The AI Engine array is made up of AI Engine tiles and AI Engine array interface tiles on the last row of the array. The types of interface tiles include AI Engine-PL and AI Engine-NoC.
Knowledge of the PL interface tile, which interfaces and adapts the signals between the AI Engines and the PL region, is essential to take full advantage of the bandwidth between AI Engines and the PL. The following figure shows an expanded view of a single PL interface tile.
Following is a conceptual representation of the AI Engine-PL interface interacting with PL and AI Engine tiles:
Notice the CDC path between PL and AI Engine. The latency of the path can vary when PL frequency or phase changes.

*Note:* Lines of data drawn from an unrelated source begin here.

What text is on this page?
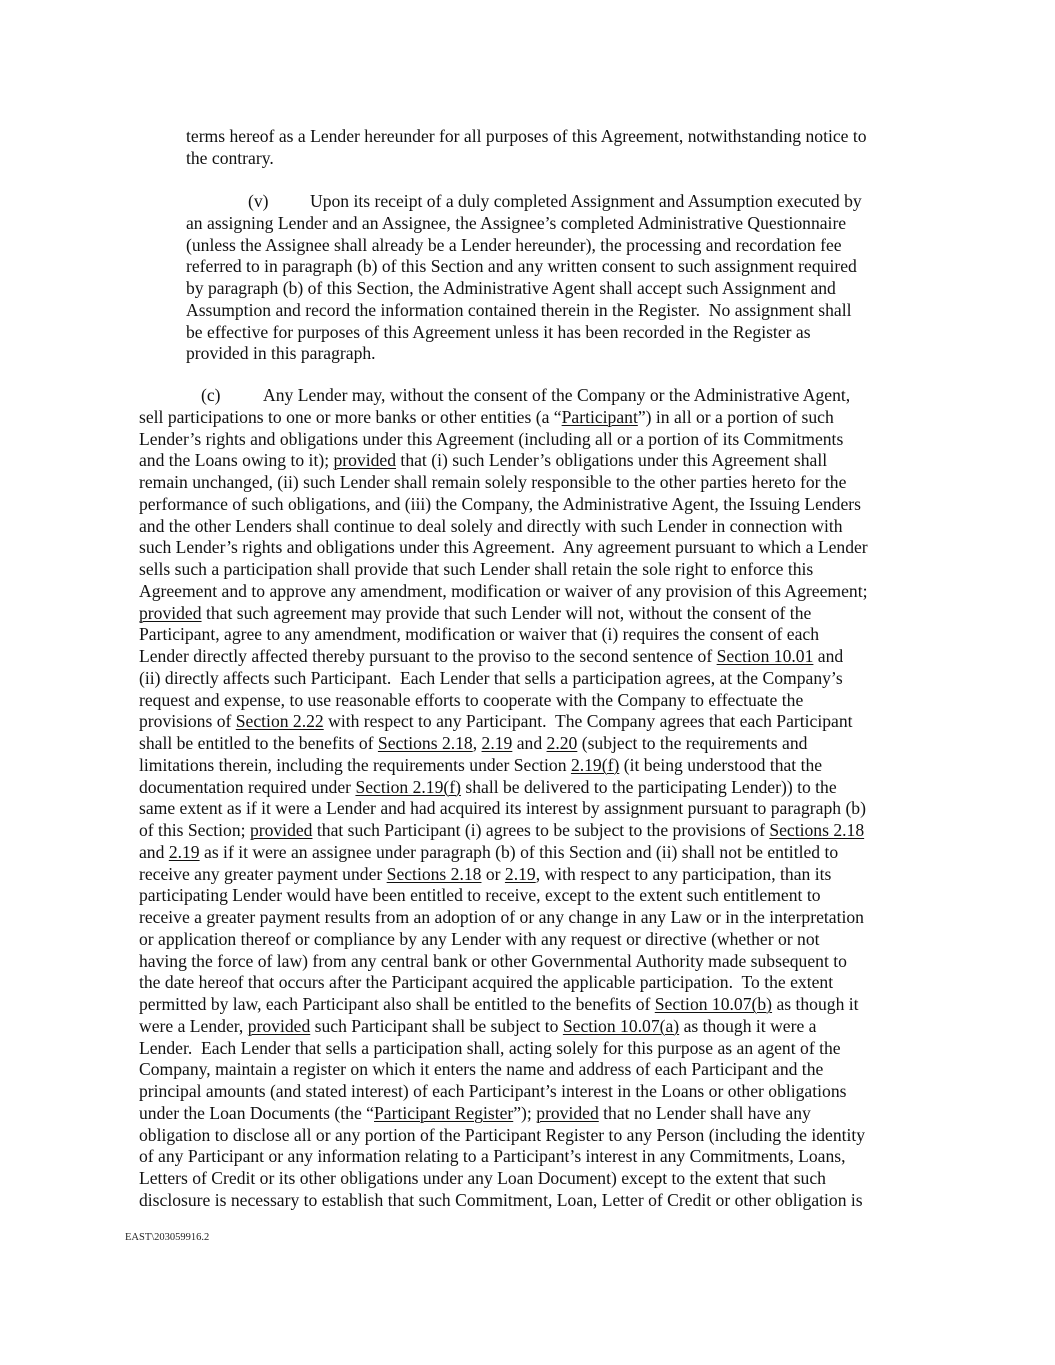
terms hereof as a Lender hereunder for all purposes of this Agreement, notwithstanding notice to
the contrary.
(v) Upon its receipt of a duly completed Assignment and Assumption executed by
an assigning Lender and an Assignee, the Assignee’s completed Administrative Questionnaire
(unless the Assignee shall already be a Lender hereunder), the processing and recordation fee
referred to in paragraph (b) of this Section and any written consent to such assignment required
by paragraph (b) of this Section, the Administrative Agent shall accept such Assignment and
Assumption and record the information contained therein in the Register.  No assignment shall
be effective for purposes of this Agreement unless it has been recorded in the Register as
provided in this paragraph.
(c) Any Lender may, without the consent of the Company or the Administrative Agent,
sell participations to one or more banks or other entities (a “Participant”) in all or a portion of such
Lender’s rights and obligations under this Agreement (including all or a portion of its Commitments
and the Loans owing to it); provided that (i) such Lender’s obligations under this Agreement shall
remain unchanged, (ii) such Lender shall remain solely responsible to the other parties hereto for the
performance of such obligations, and (iii) the Company, the Administrative Agent, the Issuing Lenders
and the other Lenders shall continue to deal solely and directly with such Lender in connection with
such Lender’s rights and obligations under this Agreement.  Any agreement pursuant to which a Lender
sells such a participation shall provide that such Lender shall retain the sole right to enforce this
Agreement and to approve any amendment, modification or waiver of any provision of this Agreement;
provided that such agreement may provide that such Lender will not, without the consent of the
Participant, agree to any amendment, modification or waiver that (i) requires the consent of each
Lender directly affected thereby pursuant to the proviso to the second sentence of Section 10.01 and
(ii) directly affects such Participant.  Each Lender that sells a participation agrees, at the Company’s
request and expense, to use reasonable efforts to cooperate with the Company to effectuate the
provisions of Section 2.22 with respect to any Participant.  The Company agrees that each Participant
shall be entitled to the benefits of Sections 2.18, 2.19 and 2.20 (subject to the requirements and
limitations therein, including the requirements under Section 2.19(f) (it being understood that the
documentation required under Section 2.19(f) shall be delivered to the participating Lender)) to the
same extent as if it were a Lender and had acquired its interest by assignment pursuant to paragraph (b)
of this Section; provided that such Participant (i) agrees to be subject to the provisions of Sections 2.18
and 2.19 as if it were an assignee under paragraph (b) of this Section and (ii) shall not be entitled to
receive any greater payment under Sections 2.18 or 2.19, with respect to any participation, than its
participating Lender would have been entitled to receive, except to the extent such entitlement to
receive a greater payment results from an adoption of or any change in any Law or in the interpretation
or application thereof or compliance by any Lender with any request or directive (whether or not
having the force of law) from any central bank or other Governmental Authority made subsequent to
the date hereof that occurs after the Participant acquired the applicable participation.  To the extent
permitted by law, each Participant also shall be entitled to the benefits of Section 10.07(b) as though it
were a Lender, provided such Participant shall be subject to Section 10.07(a) as though it were a
Lender.  Each Lender that sells a participation shall, acting solely for this purpose as an agent of the
Company, maintain a register on which it enters the name and address of each Participant and the
principal amounts (and stated interest) of each Participant’s interest in the Loans or other obligations
under the Loan Documents (the “Participant Register”); provided that no Lender shall have any
obligation to disclose all or any portion of the Participant Register to any Person (including the identity
of any Participant or any information relating to a Participant’s interest in any Commitments, Loans,
Letters of Credit or its other obligations under any Loan Document) except to the extent that such
disclosure is necessary to establish that such Commitment, Loan, Letter of Credit or other obligation is
EAST\203059916.2
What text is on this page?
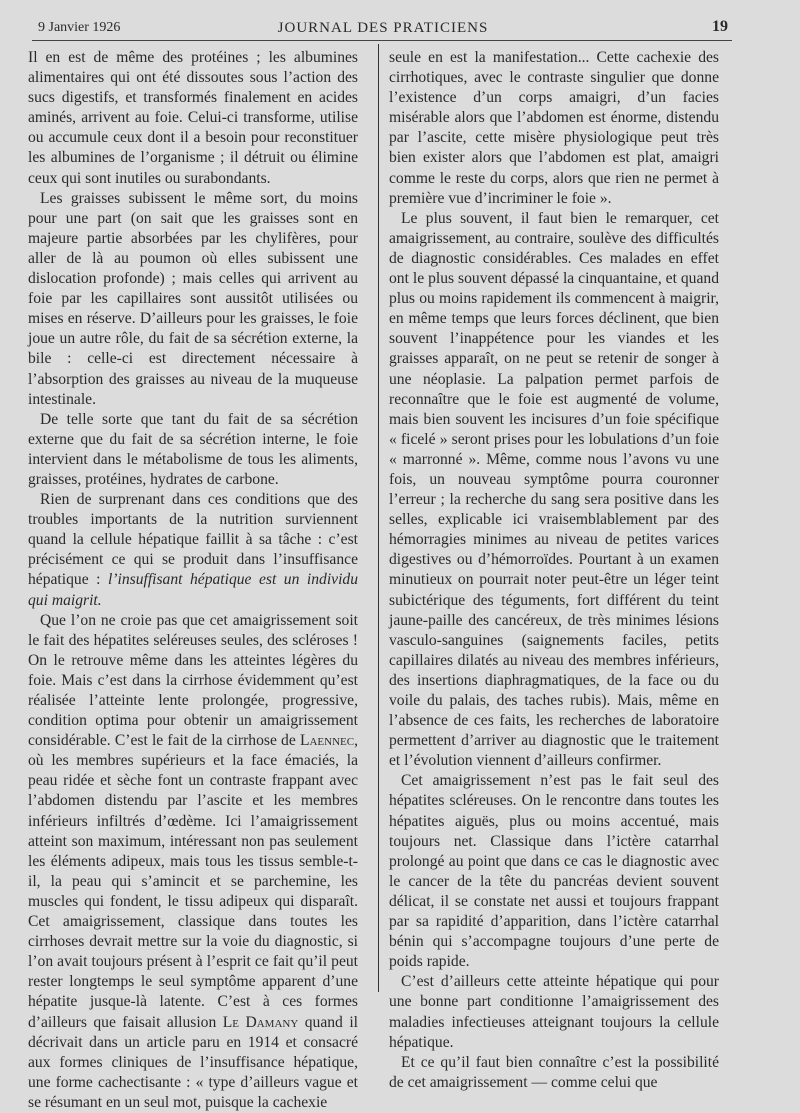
9 Janvier 1926	JOURNAL DES PRATICIENS	19

Il en est de même des protéines ; les albumines alimentaires qui ont été dissoutes sous l’action des sucs digestifs, et transformés finalement en acides aminés, arrivent au foie. Celui-ci transforme, utilise ou accumule ceux dont il a besoin pour reconstituer les albumines de l’organisme ; il détruit ou élimine ceux qui sont inutiles ou surabondants.

Les graisses subissent le même sort, du moins pour une part (on sait que les graisses sont en majeure partie absorbées par les chylifères, pour aller de là au poumon où elles subissent une dislocation profonde) ; mais celles qui arrivent au foie par les capillaires sont aussitôt utilisées ou mises en réserve. D’ailleurs pour les graisses, le foie joue un autre rôle, du fait de sa sécrétion externe, la bile : celle-ci est directement nécessaire à l’absorption des graisses au niveau de la muqueuse intestinale.

De telle sorte que tant du fait de sa sécrétion externe que du fait de sa sécrétion interne, le foie intervient dans le métabolisme de tous les aliments, graisses, protéines, hydrates de carbone.

Rien de surprenant dans ces conditions que des troubles importants de la nutrition surviennent quand la cellule hépatique faillit à sa tâche : c’est précisément ce qui se produit dans l’insuffisance hépatique : l’insuffisant hépatique est un individu qui maigrit.

Que l’on ne croie pas que cet amaigrissement soit le fait des hépatites seléreuses seules, des scléroses ! On le retrouve même dans les atteintes légères du foie. Mais c’est dans la cirrhose évidemment qu’est réalisée l’atteinte lente prolongée, progressive, condition optima pour obtenir un amaigrissement considérable. C’est le fait de la cirrhose de Laennec, où les membres supérieurs et la face émaciés, la peau ridée et sèche font un contraste frappant avec l’abdomen distendu par l’ascite et les membres inférieurs infiltrés d’œdème. Ici l’amaigrissement atteint son maximum, intéressant non pas seulement les éléments adipeux, mais tous les tissus semble-t-il, la peau qui s’amincit et se parchemine, les muscles qui fondent, le tissu adipeux qui disparaît. Cet amaigrissement, classique dans toutes les cirrhoses devrait mettre sur la voie du diagnostic, si l’on avait toujours présent à l’esprit ce fait qu’il peut rester longtemps le seul symptôme apparent d’une hépatite jusque-là latente. C’est à ces formes d’ailleurs que faisait allusion Le Damany quand il décrivait dans un article paru en 1914 et consacré aux formes cliniques de l’insuffisance hépatique, une forme cachectisante : « type d’ailleurs vague et se résumant en un seul mot, puisque la cachexie

seule en est la manifestation... Cette cachexie des cirrhotiques, avec le contraste singulier que donne l’existence d’un corps amaigri, d’un facies misérable alors que l’abdomen est énorme, distendu par l’ascite, cette misère physiologique peut très bien exister alors que l’abdomen est plat, amaigri comme le reste du corps, alors que rien ne permet à première vue d’incriminer le foie ».

Le plus souvent, il faut bien le remarquer, cet amaigrissement, au contraire, soulève des difficultés de diagnostic considérables. Ces malades en effet ont le plus souvent dépassé la cinquantaine, et quand plus ou moins rapidement ils commencent à maigrir, en même temps que leurs forces déclinent, que bien souvent l’inappétence pour les viandes et les graisses apparaît, on ne peut se retenir de songer à une néoplasie. La palpation permet parfois de reconnaître que le foie est augmenté de volume, mais bien souvent les incisures d’un foie spécifique « ficelé » seront prises pour les lobulations d’un foie « marronné ». Même, comme nous l’avons vu une fois, un nouveau symptôme pourra couronner l’erreur ; la recherche du sang sera positive dans les selles, explicable ici vraisemblablement par des hémorragies minimes au niveau de petites varices digestives ou d’hémorroïdes. Pourtant à un examen minutieux on pourrait noter peut-être un léger teint subictérique des téguments, fort différent du teint jaune-paille des cancéreux, de très minimes lésions vasculo-sanguines (saignements faciles, petits capillaires dilatés au niveau des membres inférieurs, des insertions diaphragmatiques, de la face ou du voile du palais, des taches rubis). Mais, même en l’absence de ces faits, les recherches de laboratoire permettent d’arriver au diagnostic que le traitement et l’évolution viennent d’ailleurs confirmer.

Cet amaigrissement n’est pas le fait seul des hépatites scléreuses. On le rencontre dans toutes les hépatites aiguës, plus ou moins accentué, mais toujours net. Classique dans l’ictère catarrhal prolongé au point que dans ce cas le diagnostic avec le cancer de la tête du pancréas devient souvent délicat, il se constate net aussi et toujours frappant par sa rapidité d’apparition, dans l’ictère catarrhal bénin qui s’accompagne toujours d’une perte de poids rapide.

C’est d’ailleurs cette atteinte hépatique qui pour une bonne part conditionne l’amaigrissement des maladies infectieuses atteignant toujours la cellule hépatique.

Et ce qu’il faut bien connaître c’est la possibilité de cet amaigrissement — comme celui que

Generally, the higher the frequency of the PL, the lower the latency in absolute time. And the higher the frequency of the PL, the higher the throughput or sample rate of the PL kernels. It is important to plan the PL clocks for low latency applications and high speed designs, based on the AI Engine-to-PL rate matching or any other requirements.
When using event APIs
to do profiling, the probing points are inside the AXI4-Stream switch box of the AI Engine-PL interface. However, if
using --debug.aie.chipscope
option of v++, the
ILA probing points will be on the PL wrapper logic. Thus, there will be multiple
cycle differences between the two methods when measuring the latency of the AI
Engine graph.
Also, the path inside the AI Engine-PL
interface including the AXI4-Stream switch box has
the capability of buffering. The tready
signal
from AI Engine will be asserted after the device is booted, that is, even before
the AI Engine graph is run by host code. So, if PL kernel starts transferring
data to AI Engine, it fills all the buffers inside the AI Engine-PL interface,
until back pressure occurs.